I’ve read that when increasing the size of your dataset via augmentations you should limit those to things that are realistic and could actually occur in a test set. However, someone I know often gets significantly improved performance in object detection problems by using drastic augmentations, warpings, and color effects that are very unrealistic.
I’m trying to understand why this might be and if there are any theoretical justifications that support doing these sorts of augmentations. If anyone has experience in this topic or papers to share please weigh in!
maybe it could be explained by following:
if you learn only from ‘realistic’ data then it is more probable you are fitting to your train/validation set.
If you are using more ‘unrealistic’ augmentation then the model can learn more intrinsic features/structure of the data and not memorize that much of the training data.
That makes sense I think intuitively, but it seems to be along the same lines as the argument for augmentations in general. I don’t know why then that people often claim you should not perform unrealistic augmentations. Do you think that maybe very small datasets may warrant more drastic augmentation schemes?

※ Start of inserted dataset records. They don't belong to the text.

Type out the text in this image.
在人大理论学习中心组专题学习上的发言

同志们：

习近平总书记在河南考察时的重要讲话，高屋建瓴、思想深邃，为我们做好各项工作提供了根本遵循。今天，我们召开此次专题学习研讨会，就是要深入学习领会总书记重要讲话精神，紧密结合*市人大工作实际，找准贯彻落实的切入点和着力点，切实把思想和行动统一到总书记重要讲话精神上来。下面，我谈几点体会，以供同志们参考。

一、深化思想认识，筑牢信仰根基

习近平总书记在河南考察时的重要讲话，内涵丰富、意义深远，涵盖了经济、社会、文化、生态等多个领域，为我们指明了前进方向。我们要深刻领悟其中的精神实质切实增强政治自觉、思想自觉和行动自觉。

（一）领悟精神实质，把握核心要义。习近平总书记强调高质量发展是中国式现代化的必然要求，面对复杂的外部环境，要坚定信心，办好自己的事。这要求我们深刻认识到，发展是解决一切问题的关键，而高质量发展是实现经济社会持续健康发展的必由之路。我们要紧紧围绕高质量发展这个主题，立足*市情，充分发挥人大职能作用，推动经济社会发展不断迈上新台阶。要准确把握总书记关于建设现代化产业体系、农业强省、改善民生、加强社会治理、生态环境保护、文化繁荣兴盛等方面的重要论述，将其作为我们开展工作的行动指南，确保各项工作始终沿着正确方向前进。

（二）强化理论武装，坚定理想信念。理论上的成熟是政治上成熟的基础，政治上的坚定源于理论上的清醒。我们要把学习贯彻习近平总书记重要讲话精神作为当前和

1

but the bigger the dataset the more difficult it is to find ‘unrealistic’ augmentation, isn’t it? Theoretically in quantum world you’d have all possible augmentations included in your dataset
I guess at the limit all augmentations would be included, but for example say you’re doing an object detection problem picking out cars. You will probably never get a video with completely inverted colors, or only a single rgb color channel, yet those augmentations sometimes seem to help practically speaking.
I don’t have that much experience yet in this matter. I see your point. For me the explanation could be if model could somehow generalize those ‘weird’ examples. But I guess there is always a fine line between teaching a model and confusing a model.
There’s definitely a fine line that I’d like to understand more about. For example flipping text backwards would definitely be crossing that line and degrading performance. Maybe it’s something that we just need to build intuition with for now.
In the mixup paper at ICLR this year, the authors show that a variety of tasks can be augmented by making linear combinations of inputs and their associated labels – e.g. 50% cat 50% dog should be labelled as such.
This is a simple augmentation technique that works – and images do not look like training-set examples, as they look like overlays. This technique also works for semantic segmentation, shown here.
This suggests strongly that we shouldn’t necessarily restrict ourselves to ‘realistic’ augmentations.